Помню, как почти одновременно появились тогда у нас две новые сотрудницы, приглашенные из беляевской газеты "Пiвденна зоря". Помню, как одна, постарше, вальяжно вплыла к нам в машбюро и с достоинством, церемонно представилась: "Вера Сергеевна!" Мы были сражены: у нас в редакции по батюшке обращались только к редактору, да и то не к каждому и не все: не было принято. Это была Вера Пидмазко, она же Семенченко. Очень скоро Вера разобралась что к чему и объяснила: у них в "ПЗ" всё было очень серьёзно, сотрудники машбюро считались людьми едва ли не второго сорта, к литработникам полагалось обращаться с полным почтением, на "Вы". А сама она оказалась человеком общительным, веселым, легким на подъём, мобильным и толковым журналистом, серьёзным знатоком сельского хозяйства, которую во время пика сельхозработ почти невозможно было застать в редакции: привезла материал, отписалась - и снова в поле. К тому же она писала стихи (для внутреннего употребления. Вспомнить хотя бы её "Ностальгiчнi куплети", написанные на "поминки" газеты:
Нiщо вiд нас не вiдбереш
Хай i адмiнруками.
Ти, "Iскорко", в усiх живеш,
Ти завжди будеш з нами!).
Вторая новенькая из "ПЗ" появилась спустя некоторое время после Веры. Это была 18-летняя Лорочка Парахамовская, машинистка. Лариса (Юрьевна) росла профессионально у нас на глазах. Мы с моей машинисткой Женей Зицерман взяли над ней шефство, воспитывали её. Когда Галя, Ларискина мама, однажды приехала и увидела, как мы опекаем её доченьку, она сказала: "Теперь я за дочку спокойна". Позже мы выдали Лору замуж за Васю Луценко (получилась прекрасная, дружная семья), гуляли в Маяках на их свадьбе. Работая у нас, Лорочка закончила университет, из машинисток перешла в корректоры, затем и в журналистки. Под нашим присмотром появились две её доченьки, Лина и Юля. Теперь Лариса с Васей уже дед и баба пятерых внучат, в том числе двух парнишек-близнецов.

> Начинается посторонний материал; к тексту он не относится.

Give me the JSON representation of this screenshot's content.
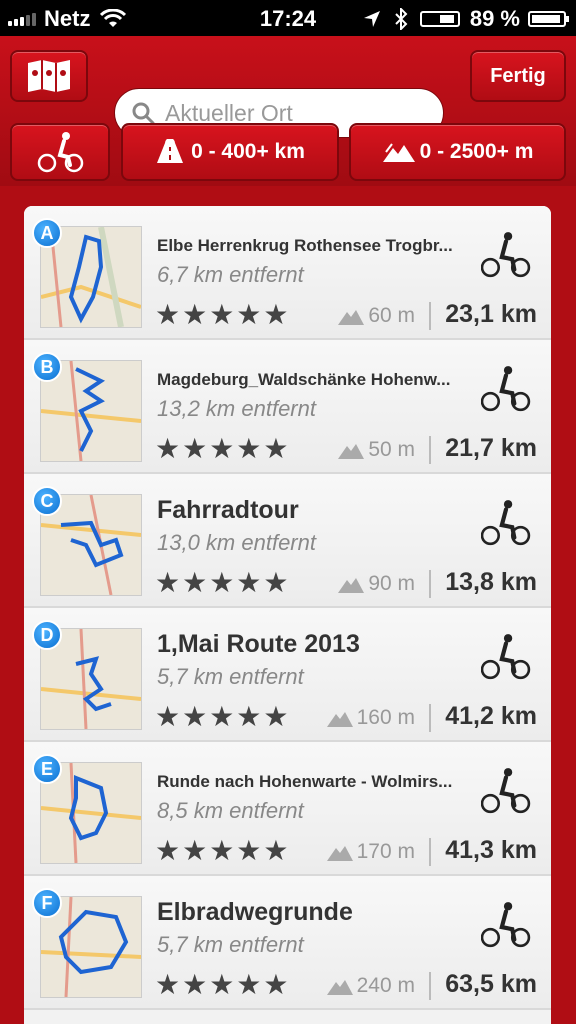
{
  "status": {
    "carrier": "Netz",
    "time": "17:24",
    "battery": "89 %"
  },
  "header": {
    "search_placeholder": "Aktueller Ort",
    "done_label": "Fertig",
    "distance_filter": "0 - 400+ km",
    "elevation_filter": "0 - 2500+ m"
  },
  "routes": [
    {
      "letter": "A",
      "title": "Elbe Herrenkrug Rothensee Trogbr...",
      "distance": "6,7 km entfernt",
      "stars": "★★★★★",
      "elevation": "60 m",
      "length": "23,1 km"
    },
    {
      "letter": "B",
      "title": "Magdeburg_Waldschänke Hohenw...",
      "distance": "13,2 km entfernt",
      "stars": "★★★★★",
      "elevation": "50 m",
      "length": "21,7 km"
    },
    {
      "letter": "C",
      "title": "Fahrradtour",
      "distance": "13,0 km entfernt",
      "stars": "★★★★★",
      "elevation": "90 m",
      "length": "13,8 km"
    },
    {
      "letter": "D",
      "title": "1,Mai Route 2013",
      "distance": "5,7 km entfernt",
      "stars": "★★★★★",
      "elevation": "160 m",
      "length": "41,2 km"
    },
    {
      "letter": "E",
      "title": "Runde nach Hohenwarte - Wolmirs...",
      "distance": "8,5 km entfernt",
      "stars": "★★★★★",
      "elevation": "170 m",
      "length": "41,3 km"
    },
    {
      "letter": "F",
      "title": "Elbradwegrunde",
      "distance": "5,7 km entfernt",
      "stars": "★★★★★",
      "elevation": "240 m",
      "length": "63,5 km"
    }
  ],
  "colors": {
    "header_red": "#c8101a",
    "badge_blue": "#1a82e0",
    "route_blue": "#1e64d2"
  }
}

В декабре 1976 года обстоятельства вынудили меня оставить любимую работу, любимый коллектив и перейти на работу поближе к дому - в ОГНБ им. М. Горького (сейчас - ОННБ). С тех пор и доныне, вот уже почти сорок лет, я работаю здесь, но ещё долгое время не порывала с журналистикой, переводила отдельные материалы для "Вечерки".
Обычно перед выходом на работу после отпуска продумываешь, с чего начнешь, что тебе необходимо сделать в первую очередь. Собираясь на работу после первого отпуска в библиотеке, я поймала себя на том, что обдумываю выход на работу в редакцию. В ОННБ я работаю вдвое дольше, чем в печати, однако "Iскра" так вошла в плоть и кровь, что до сих пор, прежде чем произнести слово "директор", я задумываюсь, иначе автоматически выскочит "редактор", вместо "библиотека" - "редакция". А редакционные замашки и представления остались. Мне, например, непонятно, как это человек пишет материал, который затем появляется в печати совсем под другим именем. Или доклад... У нас такое было бы невозможным.
А вот от одного воспоминания в душе поднимается обида и горечь. Это когда на глаза попадается снимок коллектива, сделанный у Дворца студентов в день празднования 60-летия "Комсомольськоï iскри", в сентябре 1982 года. Задумывалось провести его широко. Я в редакции уже не работала, однако получила приглашение принять участие в этом празднике как старый многолетний (15 лет) сотрудник "Iскри". Пригласили и Гришу (Григория Демьяновича) Зленко, заведующего редакционно-издательским отделом ОГНБ им. М. Горького, моего начальника, как активного внештатного автора газеты. Из наших "старичков", помню, были Рая (Раиса Давыдовна) Наумец, Володя (Владимир Исаакович) Брудный, были ещё некоторые представители старших поколений. Когда предложили сделать коллективное фото, мы тоже потянулись к группе, но кто-то из молодых девчушек нас осадил: "Вы тут при чем? Фотографируются только сотрудники!". А мы кто?..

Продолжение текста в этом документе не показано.